A la lecture des textes, la problématique qui se dessine s’oriente vers les stratégies langagières qui allient violence verbale et politesse, et la manière dont elles s’insèrent dans le discours et les débats politiques. Mais, avant de s’intéresser aux textes et aux thèses des auteurs, il apparaît primordial de considérer la forme du dossier.
Ce qui frappe  tout d’abord, c’est sa diversité, qui recouvre plusieurs dimensions, et en tout premier lieu une diversité des médias : l’accent est d’abord mis sur la télévision puisque c’est le média où la violence verbale prend toute sa puissance grâce à la force de l’image et aux nombreux débats qui y sont organisés. La presse écrite est analysée également, tout comme les médias numériques. On s’étonne toutefois de l’absence de traitement de la radio, d’autant que la dimension orale y est  primordiale et que l’impolitesse aurait donc pu bénéficier d’un terreau fertile.

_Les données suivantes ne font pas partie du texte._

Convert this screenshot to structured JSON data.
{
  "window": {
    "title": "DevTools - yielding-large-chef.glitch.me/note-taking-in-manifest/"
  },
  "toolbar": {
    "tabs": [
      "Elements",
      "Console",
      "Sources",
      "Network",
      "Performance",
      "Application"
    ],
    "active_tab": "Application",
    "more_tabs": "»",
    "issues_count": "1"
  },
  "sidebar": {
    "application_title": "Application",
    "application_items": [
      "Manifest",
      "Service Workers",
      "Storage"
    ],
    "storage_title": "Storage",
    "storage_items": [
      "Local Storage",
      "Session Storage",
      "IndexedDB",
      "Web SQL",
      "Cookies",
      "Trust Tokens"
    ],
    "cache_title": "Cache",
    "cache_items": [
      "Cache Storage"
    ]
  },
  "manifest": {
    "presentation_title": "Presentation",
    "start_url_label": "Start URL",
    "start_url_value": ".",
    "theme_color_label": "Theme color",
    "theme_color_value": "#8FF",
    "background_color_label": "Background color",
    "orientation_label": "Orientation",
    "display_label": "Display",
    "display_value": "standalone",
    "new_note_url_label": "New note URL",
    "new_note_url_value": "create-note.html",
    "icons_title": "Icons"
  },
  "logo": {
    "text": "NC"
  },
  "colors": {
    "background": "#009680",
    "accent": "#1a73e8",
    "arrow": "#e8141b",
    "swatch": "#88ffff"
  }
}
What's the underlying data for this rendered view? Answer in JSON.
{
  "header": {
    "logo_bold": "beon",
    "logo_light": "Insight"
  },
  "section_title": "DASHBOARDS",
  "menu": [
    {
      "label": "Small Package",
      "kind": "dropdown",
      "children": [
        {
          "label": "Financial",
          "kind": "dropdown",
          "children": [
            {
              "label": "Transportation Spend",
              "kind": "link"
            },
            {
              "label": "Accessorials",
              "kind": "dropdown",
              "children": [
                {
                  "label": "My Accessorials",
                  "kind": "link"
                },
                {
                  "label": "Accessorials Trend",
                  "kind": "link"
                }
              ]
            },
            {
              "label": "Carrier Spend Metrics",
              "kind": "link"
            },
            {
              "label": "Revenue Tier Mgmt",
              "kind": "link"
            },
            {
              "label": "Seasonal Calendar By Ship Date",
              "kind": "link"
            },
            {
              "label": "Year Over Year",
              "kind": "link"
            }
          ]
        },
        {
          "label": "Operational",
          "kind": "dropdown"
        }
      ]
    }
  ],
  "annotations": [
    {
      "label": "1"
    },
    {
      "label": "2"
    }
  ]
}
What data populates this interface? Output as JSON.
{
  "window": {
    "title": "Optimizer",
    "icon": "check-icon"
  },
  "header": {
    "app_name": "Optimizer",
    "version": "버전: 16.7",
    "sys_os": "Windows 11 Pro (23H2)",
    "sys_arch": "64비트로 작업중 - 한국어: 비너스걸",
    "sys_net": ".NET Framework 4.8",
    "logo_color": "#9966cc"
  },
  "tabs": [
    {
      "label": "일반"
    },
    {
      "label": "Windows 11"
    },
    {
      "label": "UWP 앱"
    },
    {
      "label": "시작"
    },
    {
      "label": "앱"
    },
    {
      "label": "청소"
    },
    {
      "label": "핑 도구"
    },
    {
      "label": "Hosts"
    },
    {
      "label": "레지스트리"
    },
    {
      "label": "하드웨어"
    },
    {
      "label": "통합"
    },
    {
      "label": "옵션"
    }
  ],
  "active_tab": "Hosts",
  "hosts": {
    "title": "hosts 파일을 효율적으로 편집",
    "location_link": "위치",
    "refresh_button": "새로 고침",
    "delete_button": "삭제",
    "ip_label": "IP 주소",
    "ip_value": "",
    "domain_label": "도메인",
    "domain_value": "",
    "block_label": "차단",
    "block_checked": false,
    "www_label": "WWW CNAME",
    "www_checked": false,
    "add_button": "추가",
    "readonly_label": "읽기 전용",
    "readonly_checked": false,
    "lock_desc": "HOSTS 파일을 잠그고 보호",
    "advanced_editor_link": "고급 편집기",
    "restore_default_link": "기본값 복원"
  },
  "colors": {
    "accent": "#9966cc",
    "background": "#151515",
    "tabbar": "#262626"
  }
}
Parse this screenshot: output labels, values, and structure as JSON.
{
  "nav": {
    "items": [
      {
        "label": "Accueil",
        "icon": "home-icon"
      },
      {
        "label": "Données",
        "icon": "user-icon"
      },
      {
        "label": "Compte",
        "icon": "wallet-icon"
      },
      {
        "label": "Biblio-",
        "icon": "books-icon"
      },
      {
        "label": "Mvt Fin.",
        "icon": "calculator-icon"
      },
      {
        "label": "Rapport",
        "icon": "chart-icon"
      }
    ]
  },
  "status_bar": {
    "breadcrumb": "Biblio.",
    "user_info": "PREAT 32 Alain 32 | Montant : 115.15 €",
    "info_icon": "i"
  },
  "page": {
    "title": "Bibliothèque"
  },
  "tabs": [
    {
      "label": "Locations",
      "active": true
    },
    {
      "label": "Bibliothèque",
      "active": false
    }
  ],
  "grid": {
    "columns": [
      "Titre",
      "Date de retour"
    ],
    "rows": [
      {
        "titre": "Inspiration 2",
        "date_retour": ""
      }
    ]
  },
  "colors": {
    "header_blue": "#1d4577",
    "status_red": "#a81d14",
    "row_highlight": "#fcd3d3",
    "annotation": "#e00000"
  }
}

En second lieu, on observe une diversité des acteurs étudiés dans ce dossier : on retrouve aussi bien des hommes politiques, des journalistes, des téléspectateurs que des internautes.
Les auteurs ont également essayé d’obtenir une diversité géographique : les textes traitent majoritairement de ce qui se passe en France mais deux articles permettent d’internationaliser l’étude en analysant la situation au Québec. On peut supposer que le Québec a été choisi pour sa francophonie, même si la culture québécoise reste éloignée de la culture française, ce qui permet d’élargir l’analyse.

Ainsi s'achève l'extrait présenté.